Many of us struggle to make sense of what we experience as conflicting parts of ourselves. Our desire to be morally upright and ethically strong finds itself challenged by our deepest sexual desires, or our desire to smack someone in the mouth who has been brutal to us or, even worse, to someone we love. The deep desire some have to honor their experience of God  is often challenged by our most primal impulses.

So who are we? How do we resolve what we experience as contrary things? I believe we learn to realize and accept that all of the above makes the whole. That the separation of these things in our hearts and minds is driven by far too many misguided and oftentimes punitive belief systems. The all of your human experience makes the whole; there is no division. Our primal instincts are the very things that have kept our species going and the fracturing driven by dysfunctional belief systems is the very thing that will bring our species to its conclusion.

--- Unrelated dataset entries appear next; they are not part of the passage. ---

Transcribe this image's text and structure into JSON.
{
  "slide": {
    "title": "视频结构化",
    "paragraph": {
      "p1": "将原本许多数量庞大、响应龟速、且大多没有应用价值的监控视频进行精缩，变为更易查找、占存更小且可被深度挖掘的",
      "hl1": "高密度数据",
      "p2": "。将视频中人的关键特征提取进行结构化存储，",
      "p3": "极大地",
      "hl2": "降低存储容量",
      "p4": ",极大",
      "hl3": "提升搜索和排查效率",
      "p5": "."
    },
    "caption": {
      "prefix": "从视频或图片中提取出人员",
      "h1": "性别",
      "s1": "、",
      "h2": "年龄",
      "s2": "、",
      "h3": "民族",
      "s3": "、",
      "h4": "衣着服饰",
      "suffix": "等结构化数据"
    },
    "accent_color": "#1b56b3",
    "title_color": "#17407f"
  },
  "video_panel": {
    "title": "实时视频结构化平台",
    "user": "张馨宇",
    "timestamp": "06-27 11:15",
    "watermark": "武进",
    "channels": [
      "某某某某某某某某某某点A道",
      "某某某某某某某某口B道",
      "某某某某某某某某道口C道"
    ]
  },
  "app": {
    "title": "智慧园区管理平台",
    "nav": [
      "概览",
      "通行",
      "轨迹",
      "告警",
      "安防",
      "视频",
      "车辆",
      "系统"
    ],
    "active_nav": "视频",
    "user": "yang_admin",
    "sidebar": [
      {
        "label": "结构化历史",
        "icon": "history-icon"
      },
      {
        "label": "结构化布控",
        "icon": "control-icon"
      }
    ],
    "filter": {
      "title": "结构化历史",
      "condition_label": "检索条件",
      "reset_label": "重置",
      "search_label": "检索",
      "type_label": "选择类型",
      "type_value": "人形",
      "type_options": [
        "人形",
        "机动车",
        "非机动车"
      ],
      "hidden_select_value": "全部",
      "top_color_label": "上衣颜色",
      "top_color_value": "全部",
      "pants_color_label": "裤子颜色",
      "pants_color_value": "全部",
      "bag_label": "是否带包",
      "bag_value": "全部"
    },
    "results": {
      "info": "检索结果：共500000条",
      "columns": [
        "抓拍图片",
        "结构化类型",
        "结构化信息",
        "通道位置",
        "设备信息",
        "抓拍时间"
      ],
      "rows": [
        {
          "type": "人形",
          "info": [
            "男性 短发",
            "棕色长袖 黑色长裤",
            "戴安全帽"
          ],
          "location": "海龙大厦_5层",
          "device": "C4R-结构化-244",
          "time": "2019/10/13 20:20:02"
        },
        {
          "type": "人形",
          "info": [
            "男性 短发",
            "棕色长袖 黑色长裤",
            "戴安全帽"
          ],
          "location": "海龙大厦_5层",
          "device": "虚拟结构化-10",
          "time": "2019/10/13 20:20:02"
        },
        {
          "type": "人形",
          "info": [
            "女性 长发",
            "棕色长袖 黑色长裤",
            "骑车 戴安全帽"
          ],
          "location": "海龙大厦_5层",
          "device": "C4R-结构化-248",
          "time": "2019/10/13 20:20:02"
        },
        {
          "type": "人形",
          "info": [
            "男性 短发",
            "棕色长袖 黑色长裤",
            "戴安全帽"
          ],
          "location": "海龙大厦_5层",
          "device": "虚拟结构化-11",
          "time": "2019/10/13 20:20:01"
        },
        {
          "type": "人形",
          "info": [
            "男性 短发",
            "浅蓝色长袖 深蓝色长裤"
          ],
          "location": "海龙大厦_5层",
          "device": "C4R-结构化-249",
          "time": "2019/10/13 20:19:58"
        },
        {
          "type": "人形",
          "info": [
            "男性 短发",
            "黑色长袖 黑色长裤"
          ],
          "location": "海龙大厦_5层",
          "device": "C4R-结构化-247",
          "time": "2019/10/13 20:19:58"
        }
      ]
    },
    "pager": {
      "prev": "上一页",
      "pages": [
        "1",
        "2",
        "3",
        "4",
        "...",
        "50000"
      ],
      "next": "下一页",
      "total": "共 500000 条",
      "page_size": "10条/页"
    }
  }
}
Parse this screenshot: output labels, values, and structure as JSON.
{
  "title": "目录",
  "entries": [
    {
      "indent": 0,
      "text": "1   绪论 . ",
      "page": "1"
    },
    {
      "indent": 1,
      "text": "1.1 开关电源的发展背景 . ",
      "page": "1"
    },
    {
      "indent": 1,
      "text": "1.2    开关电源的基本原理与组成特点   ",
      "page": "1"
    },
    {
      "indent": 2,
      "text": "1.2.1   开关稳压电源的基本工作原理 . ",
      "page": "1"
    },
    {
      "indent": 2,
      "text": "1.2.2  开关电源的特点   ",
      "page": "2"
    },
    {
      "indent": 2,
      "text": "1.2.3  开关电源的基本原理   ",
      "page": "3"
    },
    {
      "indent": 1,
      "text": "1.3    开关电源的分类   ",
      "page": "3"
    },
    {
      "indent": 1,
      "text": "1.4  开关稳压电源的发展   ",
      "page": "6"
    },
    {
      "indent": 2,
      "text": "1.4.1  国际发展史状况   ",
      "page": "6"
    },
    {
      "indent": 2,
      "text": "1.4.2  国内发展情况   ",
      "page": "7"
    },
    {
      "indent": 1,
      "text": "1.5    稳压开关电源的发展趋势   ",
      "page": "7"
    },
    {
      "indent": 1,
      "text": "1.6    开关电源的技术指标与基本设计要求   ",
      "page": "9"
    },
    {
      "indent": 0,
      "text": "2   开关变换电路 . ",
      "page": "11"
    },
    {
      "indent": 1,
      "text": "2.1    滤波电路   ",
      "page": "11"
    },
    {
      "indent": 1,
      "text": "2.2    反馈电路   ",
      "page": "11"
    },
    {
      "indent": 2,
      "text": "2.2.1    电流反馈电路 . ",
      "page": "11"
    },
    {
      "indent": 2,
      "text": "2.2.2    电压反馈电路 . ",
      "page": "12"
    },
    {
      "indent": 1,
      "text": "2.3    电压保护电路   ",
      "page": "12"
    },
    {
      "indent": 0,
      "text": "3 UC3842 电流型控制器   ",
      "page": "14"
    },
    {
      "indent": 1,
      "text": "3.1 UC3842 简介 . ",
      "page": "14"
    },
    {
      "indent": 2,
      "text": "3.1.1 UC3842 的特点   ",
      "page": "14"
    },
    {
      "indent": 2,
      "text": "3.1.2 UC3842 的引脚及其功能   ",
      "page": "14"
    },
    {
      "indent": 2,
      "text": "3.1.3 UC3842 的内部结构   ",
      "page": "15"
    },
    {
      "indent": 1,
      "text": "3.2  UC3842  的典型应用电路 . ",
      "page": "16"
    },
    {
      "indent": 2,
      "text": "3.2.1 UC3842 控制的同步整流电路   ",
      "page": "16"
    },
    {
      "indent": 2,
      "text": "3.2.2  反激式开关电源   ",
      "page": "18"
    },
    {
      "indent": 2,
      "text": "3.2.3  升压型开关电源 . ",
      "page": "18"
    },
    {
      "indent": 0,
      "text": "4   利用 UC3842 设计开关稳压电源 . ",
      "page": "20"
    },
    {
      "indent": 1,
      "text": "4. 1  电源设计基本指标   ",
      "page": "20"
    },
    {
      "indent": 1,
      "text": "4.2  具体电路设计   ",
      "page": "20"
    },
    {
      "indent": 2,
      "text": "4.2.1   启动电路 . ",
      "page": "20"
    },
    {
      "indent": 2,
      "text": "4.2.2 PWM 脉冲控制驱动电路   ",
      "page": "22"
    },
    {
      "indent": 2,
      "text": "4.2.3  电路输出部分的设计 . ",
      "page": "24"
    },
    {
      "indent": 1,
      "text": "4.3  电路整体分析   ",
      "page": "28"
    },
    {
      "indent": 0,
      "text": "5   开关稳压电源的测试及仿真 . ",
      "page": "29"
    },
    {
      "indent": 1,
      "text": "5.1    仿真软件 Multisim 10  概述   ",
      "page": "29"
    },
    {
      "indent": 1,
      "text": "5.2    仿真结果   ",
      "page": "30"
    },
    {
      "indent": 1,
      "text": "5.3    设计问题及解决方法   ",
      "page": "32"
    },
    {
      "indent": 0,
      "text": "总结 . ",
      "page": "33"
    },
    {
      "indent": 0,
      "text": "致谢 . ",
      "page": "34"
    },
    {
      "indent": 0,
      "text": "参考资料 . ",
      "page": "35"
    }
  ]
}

I’ve gotten to thinking about this because I am reading an amazing biography of Leo Tolstoy by Henri Troyat. I am early on in the book, but the struggle described above is one Tolstoy, at least when he is in his twenties, which is how old he is in the page I’m on, struggled mightily with. How can he please God while at the same time have and act on his carnal desires? Far too often religion, not God, demands we not be human. Carnal desire is a healthy thing and has been known to have a wee bit to do with why babies are born (duh).

The instincts to be sexually “out there”, as it were, or  to smack someone in the mouth, makes you human, not bad. It is your relationship with your instincts that makes the difference. I recently learned of a young woman who was shot at twice, the second shot shattering the drivers’ side window just after she entered the vehicle. Not only did I want to choke the individual who shot at her, I wanted to put one man who told the girl’s mother that she was being too dramatic because she was upset for her daughter right through a wall. Does this mean I would actually inflict physical damage on this man were I to meet him? No. It does mean, however, that I would get in his face and verbally rip into him.

My point is this. We are all human beings and this truth is a glorious gift. While we are wise and healthy to respect our fellow human beings, we are wise and healthy to respect ourselves too. And you don’t have to deny the all of your humanity to achieve this. I don’t give a damn what they say.

Give yourself permission to be you, that’s what you’re here for and, if there is a God, I suspect that is exactly what God would want. After all, God would know a helluva lot more about the life paths we should be on than some putz on a mission to control others.